Sudah menjadi rahasia umum bahwa pembangunan infrastruktur adalah andalan politis Jokowi untuk mendapatkan dukungan publik. Dilain pihak publik juga banyak yang berpandangan bahwa projek-projek ini terlalu ambisius dan mahal bila dibandingkan dengan projek-projek serupa di luar negeri. Karena itu kita bisa memahami reaksi serius Presiden Jokowi atas kecelakaan bertubi-tubi infrastruktur yang dapat menurunkan kredibilitasnya sebagai sponsor utama pembangunan infrastruktur.
Pemerintah mengambil langkah dramatis untuk menghentikan sementara semua projek elevated (layang) infrastruktur di Indonesia seperti LRT, jalan toll layang, dan jembatan. Menteri Pekerjaan Umum mensinyalir telah terjadi kesalahan konstruksi sehingga semua harus dibongkar baik yang roboh dan yang tidak. Meski sebenarnya terlambat, untuk mencegah kecelakaan lebih lanjut pemerintah menegaskan akan melakukan evaluasi total terhadap pelaksanaan teknis projek.

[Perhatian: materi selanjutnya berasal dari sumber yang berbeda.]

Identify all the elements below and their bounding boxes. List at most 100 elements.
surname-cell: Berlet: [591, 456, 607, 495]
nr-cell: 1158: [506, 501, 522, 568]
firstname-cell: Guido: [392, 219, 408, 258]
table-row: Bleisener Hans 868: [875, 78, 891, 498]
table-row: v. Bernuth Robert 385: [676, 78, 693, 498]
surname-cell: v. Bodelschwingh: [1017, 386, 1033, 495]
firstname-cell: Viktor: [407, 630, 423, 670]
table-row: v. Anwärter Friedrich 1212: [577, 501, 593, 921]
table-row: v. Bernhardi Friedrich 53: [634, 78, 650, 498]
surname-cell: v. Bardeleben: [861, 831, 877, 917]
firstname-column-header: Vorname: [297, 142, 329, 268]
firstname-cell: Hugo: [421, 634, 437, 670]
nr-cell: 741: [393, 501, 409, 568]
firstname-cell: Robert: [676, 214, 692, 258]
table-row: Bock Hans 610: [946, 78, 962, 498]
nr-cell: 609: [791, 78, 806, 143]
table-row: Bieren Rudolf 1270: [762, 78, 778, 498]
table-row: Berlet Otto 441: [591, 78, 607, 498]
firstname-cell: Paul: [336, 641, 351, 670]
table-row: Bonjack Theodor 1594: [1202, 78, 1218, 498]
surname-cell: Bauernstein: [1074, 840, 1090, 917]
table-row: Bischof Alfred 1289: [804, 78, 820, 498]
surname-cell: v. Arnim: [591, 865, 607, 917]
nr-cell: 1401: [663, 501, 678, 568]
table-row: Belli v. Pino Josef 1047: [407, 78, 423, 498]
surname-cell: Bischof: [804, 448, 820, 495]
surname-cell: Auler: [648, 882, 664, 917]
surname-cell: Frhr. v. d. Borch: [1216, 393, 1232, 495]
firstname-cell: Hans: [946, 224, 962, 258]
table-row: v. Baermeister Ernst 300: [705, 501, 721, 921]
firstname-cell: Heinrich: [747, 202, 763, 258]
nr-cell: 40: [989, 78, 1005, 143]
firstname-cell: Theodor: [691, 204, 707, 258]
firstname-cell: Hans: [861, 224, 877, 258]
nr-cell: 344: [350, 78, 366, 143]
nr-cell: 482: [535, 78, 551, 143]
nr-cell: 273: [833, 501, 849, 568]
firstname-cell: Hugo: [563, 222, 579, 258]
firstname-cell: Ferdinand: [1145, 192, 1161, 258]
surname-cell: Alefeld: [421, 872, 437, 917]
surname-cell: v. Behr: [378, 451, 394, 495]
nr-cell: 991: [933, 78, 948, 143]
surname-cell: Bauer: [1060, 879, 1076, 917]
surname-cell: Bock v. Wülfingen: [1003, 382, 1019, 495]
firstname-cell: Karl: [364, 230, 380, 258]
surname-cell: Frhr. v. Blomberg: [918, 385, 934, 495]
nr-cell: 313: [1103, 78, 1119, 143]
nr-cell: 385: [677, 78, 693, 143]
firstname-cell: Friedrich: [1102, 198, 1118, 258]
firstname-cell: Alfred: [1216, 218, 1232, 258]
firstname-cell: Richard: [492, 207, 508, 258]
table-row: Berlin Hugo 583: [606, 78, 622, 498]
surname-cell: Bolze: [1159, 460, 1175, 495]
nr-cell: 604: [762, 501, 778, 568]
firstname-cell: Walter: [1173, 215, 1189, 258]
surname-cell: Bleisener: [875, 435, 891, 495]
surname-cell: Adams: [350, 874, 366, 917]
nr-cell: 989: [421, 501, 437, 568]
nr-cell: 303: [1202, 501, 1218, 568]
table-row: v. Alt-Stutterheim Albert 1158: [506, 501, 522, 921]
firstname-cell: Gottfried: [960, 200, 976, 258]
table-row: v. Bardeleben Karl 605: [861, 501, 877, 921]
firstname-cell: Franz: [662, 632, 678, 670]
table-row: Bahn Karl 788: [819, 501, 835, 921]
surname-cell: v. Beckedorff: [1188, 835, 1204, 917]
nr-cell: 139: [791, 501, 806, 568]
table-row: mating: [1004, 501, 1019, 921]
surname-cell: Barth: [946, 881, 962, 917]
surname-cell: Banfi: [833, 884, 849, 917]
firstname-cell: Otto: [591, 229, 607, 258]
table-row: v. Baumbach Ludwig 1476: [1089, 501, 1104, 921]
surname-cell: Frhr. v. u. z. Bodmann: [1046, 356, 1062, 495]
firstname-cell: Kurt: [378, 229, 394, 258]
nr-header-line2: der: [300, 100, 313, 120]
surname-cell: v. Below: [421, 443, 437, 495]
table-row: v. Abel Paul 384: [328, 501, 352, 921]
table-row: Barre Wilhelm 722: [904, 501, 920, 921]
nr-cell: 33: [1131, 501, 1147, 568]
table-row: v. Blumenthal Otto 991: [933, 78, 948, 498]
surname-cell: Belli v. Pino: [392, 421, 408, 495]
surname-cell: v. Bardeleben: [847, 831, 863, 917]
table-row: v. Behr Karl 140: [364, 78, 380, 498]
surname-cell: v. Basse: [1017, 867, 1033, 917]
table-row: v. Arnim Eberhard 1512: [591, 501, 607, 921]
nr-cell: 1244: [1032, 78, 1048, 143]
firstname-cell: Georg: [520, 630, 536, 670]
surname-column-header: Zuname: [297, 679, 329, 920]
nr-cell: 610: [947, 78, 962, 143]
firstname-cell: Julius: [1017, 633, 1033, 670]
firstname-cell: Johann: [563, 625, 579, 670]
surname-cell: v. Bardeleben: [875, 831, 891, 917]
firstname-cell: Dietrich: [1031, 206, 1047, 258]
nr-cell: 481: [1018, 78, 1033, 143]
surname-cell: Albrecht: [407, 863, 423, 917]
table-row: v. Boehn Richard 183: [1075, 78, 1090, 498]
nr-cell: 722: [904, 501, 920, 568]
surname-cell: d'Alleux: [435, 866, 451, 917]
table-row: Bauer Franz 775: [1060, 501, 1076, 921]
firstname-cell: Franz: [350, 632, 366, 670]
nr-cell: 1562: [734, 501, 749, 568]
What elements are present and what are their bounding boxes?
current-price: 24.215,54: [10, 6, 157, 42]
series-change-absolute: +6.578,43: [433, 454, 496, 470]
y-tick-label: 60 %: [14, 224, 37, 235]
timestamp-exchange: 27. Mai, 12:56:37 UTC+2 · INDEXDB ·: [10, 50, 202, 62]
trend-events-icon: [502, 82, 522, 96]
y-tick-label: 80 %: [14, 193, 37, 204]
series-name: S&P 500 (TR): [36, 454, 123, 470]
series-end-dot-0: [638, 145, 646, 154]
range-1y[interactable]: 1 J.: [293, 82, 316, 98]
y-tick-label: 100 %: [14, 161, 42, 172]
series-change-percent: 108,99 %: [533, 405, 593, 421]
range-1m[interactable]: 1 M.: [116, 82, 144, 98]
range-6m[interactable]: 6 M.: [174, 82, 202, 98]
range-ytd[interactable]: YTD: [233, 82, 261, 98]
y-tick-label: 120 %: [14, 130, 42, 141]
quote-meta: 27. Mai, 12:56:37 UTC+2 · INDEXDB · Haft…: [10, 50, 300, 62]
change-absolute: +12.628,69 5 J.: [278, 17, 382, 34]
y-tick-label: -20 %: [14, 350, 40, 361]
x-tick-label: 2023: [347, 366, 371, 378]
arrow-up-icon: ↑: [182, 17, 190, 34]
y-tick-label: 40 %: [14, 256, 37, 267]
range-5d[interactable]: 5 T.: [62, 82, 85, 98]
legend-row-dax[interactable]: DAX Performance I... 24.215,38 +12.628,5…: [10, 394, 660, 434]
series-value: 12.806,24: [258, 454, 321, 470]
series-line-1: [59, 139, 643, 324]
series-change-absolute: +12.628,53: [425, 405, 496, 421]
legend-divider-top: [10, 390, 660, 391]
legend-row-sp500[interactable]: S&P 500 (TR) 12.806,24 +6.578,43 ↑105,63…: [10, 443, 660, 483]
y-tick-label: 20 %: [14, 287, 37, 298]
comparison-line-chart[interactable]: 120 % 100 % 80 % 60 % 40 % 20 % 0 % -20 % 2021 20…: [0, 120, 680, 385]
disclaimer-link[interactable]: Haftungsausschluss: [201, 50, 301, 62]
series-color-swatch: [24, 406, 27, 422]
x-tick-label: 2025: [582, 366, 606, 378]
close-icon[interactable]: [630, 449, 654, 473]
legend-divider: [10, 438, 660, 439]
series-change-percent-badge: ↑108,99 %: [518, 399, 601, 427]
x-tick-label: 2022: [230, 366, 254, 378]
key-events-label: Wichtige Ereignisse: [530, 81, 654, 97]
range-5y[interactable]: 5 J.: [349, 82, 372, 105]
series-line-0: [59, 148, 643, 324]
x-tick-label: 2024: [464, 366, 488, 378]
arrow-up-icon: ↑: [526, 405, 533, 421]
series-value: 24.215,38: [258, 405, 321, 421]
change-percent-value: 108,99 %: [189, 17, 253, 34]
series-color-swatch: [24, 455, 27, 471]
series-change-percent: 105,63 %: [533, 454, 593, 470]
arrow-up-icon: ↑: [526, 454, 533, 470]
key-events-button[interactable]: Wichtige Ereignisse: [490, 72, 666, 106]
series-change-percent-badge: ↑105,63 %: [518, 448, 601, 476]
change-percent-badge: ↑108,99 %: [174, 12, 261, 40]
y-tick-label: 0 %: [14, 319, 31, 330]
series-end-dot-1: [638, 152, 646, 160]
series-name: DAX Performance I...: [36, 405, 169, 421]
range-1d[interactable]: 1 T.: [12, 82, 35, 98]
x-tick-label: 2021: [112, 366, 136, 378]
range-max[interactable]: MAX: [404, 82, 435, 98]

Dibanyak negara lain pada situasi seperti ini budaya dan moral politiknya adalah mundurnya pejabat-pejabat politis (Menteri) yang bertanggungjawab terhadap projek yang telah menelan korban jiwa. Selama ini setiap kali terjadi kecelakaan kerja dalam pembangunan projek yang dimintai pertanggungjawaban atau diadili adalah pejabat hilir atau penanggungjawab pelaksana lapangan.
Padahal melihat berturut-turutnya kecelakaan kerja yang terjadi kemungkinan besar sumber kesalahan terdapat pada pejabat hulu atau pembuat kebijakan. Hukum harus adil dan tajam baik kebawah maupun keatas.